Über mich

Ich habe 1999 im Teenageralter mit der Musik als Sänger in Berliner Rockbands angefangen. 2007-2010 studierte ich an der Deutsche Pop Akademie (Berlin) und produzierte ab 2011 viele unterschiedliche Arten von Musik. Ich bekam intensivere Erfahrungen im Recording, Songwriting, Arrangement sowie dem Abmischen und durfte mit einigen sehr abwechslungsreichen und interessanten Künstlern zusammen arbeiten.

 

MixRocks

Seit dem Sommer 2015 habe ich mich im Mixing-Bereich auf die Genres spezialisiert die ich selber am meisten Liebe - Rock/Pop Singer-Songwriter Styles. Diese Genres sind für mich ein perfekter musikalischer Mix. Auch ein Grund warum mein Service „Mix Rocks“ heißt.

 

Blog

Der Gedanke für einen eigenen Blog schwirrte mir schon sehr lange im Kopf herum, doch erst Ende 2017 konnte ich mir die Zeit nehmen, um dieses Vorhaben auch voran zu treiben. Unter dem Namen "GearFader" startet der Blog zum Jahresanfang 2018. Mit der Umstrukturierung der MixRocks-Webseite wurde der Audio-Blog teil von MixRocks.com

Dieser Blog schildert meine eigenen Erfahrungen aus dem Audio-Produktionsbereich sowie dient als Ort für Reviews und Vorstellungen von Produkten aus der Musikindustrie, die selbst mein Interesse wecken. Da ich selber leidenschaftlich Erfahrungen, Reviews und Test im Internet lese/höre/sehe, möchte ich einen kleinen Teil selbst dazu beitragen, dieses Angebot zu erweitern. Ebenfalls werden hier soweit es meine Zeit zulässt Neuvorstellungen, Entdeckungen und Produkt-Deals gelistet.

 

Joker Drum Tracks

Joker Drum Tracks - JDT - war am Anfang keine Geschäftsidee.
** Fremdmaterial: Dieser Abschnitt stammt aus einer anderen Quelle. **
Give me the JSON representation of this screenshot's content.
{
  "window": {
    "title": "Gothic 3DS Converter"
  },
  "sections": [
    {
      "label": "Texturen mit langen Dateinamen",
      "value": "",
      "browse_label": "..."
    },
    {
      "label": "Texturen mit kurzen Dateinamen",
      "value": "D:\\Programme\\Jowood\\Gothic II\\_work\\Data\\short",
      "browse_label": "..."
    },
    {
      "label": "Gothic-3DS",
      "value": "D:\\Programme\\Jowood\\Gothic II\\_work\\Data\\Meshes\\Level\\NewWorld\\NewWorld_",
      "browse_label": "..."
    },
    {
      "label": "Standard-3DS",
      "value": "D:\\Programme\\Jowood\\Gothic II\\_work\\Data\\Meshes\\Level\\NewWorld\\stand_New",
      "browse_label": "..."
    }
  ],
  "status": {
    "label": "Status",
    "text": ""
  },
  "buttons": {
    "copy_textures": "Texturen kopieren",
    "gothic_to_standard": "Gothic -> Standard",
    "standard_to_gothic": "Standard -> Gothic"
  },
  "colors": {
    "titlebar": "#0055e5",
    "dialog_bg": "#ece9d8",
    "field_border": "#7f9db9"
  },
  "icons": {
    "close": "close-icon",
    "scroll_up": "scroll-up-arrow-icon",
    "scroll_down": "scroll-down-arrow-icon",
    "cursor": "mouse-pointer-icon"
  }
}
Vor einigen Jahren habe ich mit einem Kunden an einem seiner Songs gearbeitet. Er hatte seine Gitarren- und Gesangsspuren fertig und ich habe das Arrangement mit anderen Instrumenten und den Drums übernommen, die ich zuerst mit einem virtuellen Drum-Plugin programmiert hatte, welches ich seit einigen Jahren kannte. Dem Kunde haben die virtuellen Trommeln nicht voll und ganz überzeugt. Der Stil und die programmierten Teile waren gut für ihn, aber alles in allem fühlte es sich für ihn nicht "richtig" an. Durch die Zusammenarbeit mit vielen Musikern ist das kein unnormales Gefühl beim virtuellen Schlagzeugern.

Also habe ich einen Session-Drummer für eine Drum-Tracking-Session in einem Aufnahmestudio engagiert. Am Aufnahmetag konnte der Kunde durch eine persönliche Situation nicht ins Studio kommen, so dass der Schlagzeuger und ich das Tracking alleine durchführen mussten. Durch die virtuellen Drum-Spuren wusste ich, was der Kunde nach seinem Song suchte, aber bei der Aufnahme war ich mir nicht mehr sicher, ob ihm der ersten Take gefallen würde. Ich habe den Schlagzeuger gefragt, ob er eine andere Idee hat und so haben wir für jeden Songteil bis zu 3 verschiedene Versionen aufgenommen.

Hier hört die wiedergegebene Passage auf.